PTSD In School A Cry For Help

 PTSD, oh suck it up princess, you're just faking it, you just want attention, you just want out of class, wonder how many times I heard those damaging words when what I really needed was a hug or an understanding shoulder to cry on. Imagine sitting in a classroom, a snowplow drives by with flashing lights, and suddenly you are seeing your birth mother being beaten, a drug deal gone wrong, your being taken from your home by police and Children's Aid. It is really hard to say what those flashing lights might bring back as memories or just a deep fear that I do not understand but I am terrified and at that moment and just can't cope. A lot of this was brought on by the school calling Children's Aid (CAS) after all it seems they needed an excuse why my brother acted out so much and they needed someone to blame but themselves. The moment I was interviewed I fell apart my promise of a forever home was gone. When you are waiting to be adopted your promise is someday, you will have a forever home and no longer be moved from foster home to foster home. After this I was always afraid I could be taken away, no one at the school understood this. Too bad as it is estimated as many 50 % of kids adopted or in care of CAS will have FASD and more likely suffer from trauma and be misunderstood. Yet there was never any real help for me in elementary school as kids we are left on our own without help, going to high school was such a difference.

The difference now in high school is I have a mental health and addictions worker, student support workers, a safe spot to go to do my work in the resource room, and a whole bunch of people to support me. But more important is that all those resources are there to support my teachers that they understand I am not faking it or a bad kid but a kid who is having trouble coping. To all the supports in high school I say thank you for being there for me, thank you for saying you understand, thank you for being that safe person I can go to talk to and to explain and advocate for myself.  
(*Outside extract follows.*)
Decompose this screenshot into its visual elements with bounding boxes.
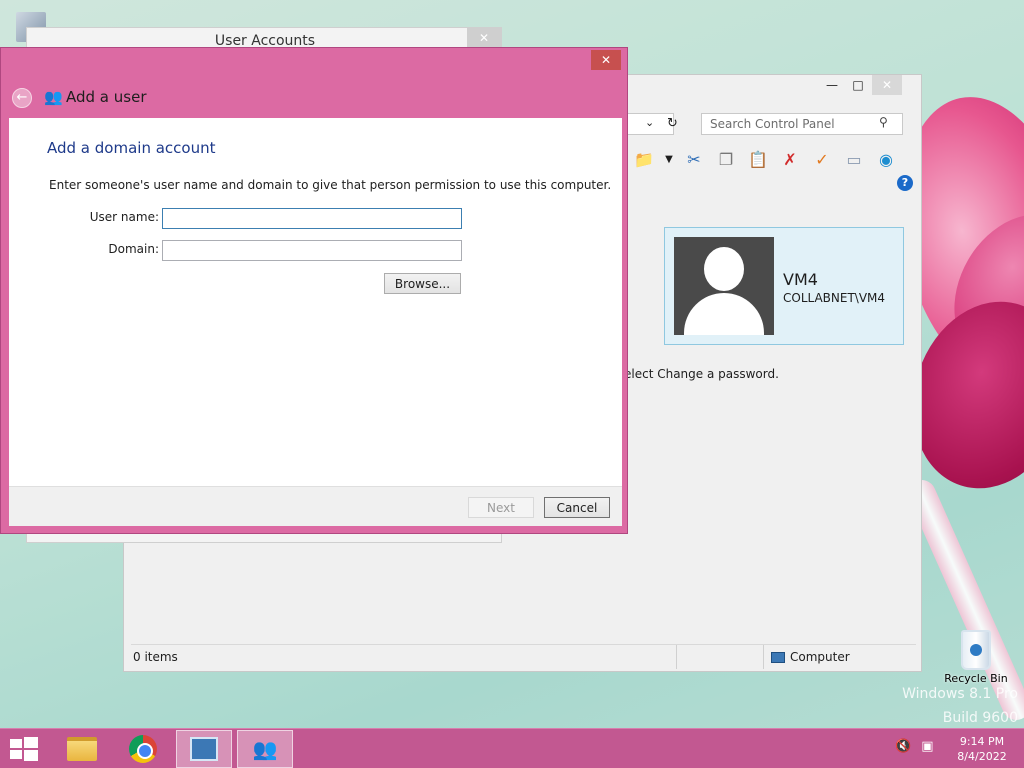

Yet to the school board I say WTH, where are those supports for the kids in elementary school, why as kids do we have to suffer in silence or be labeled as having a behavioral problem when inside we are screaming for help. Then the poor teachers, the staff, the principals what real support do they get to help kids like me succeed. You can't blame them if they get tired and worn out or frustrated, but sorry people you are going to have to do better than wiggle toes, zones of regulation, breathing, or threatening to call the police. Really threatening to call the police is really dumb considering my history, you took me from having a hard time coping to being out of control. Something has to change in the education system, not sure what or how, but to those who can get the courage to speak up for themselves go for it, I did and a lot of people finally came forward to help, and thank you to all of you.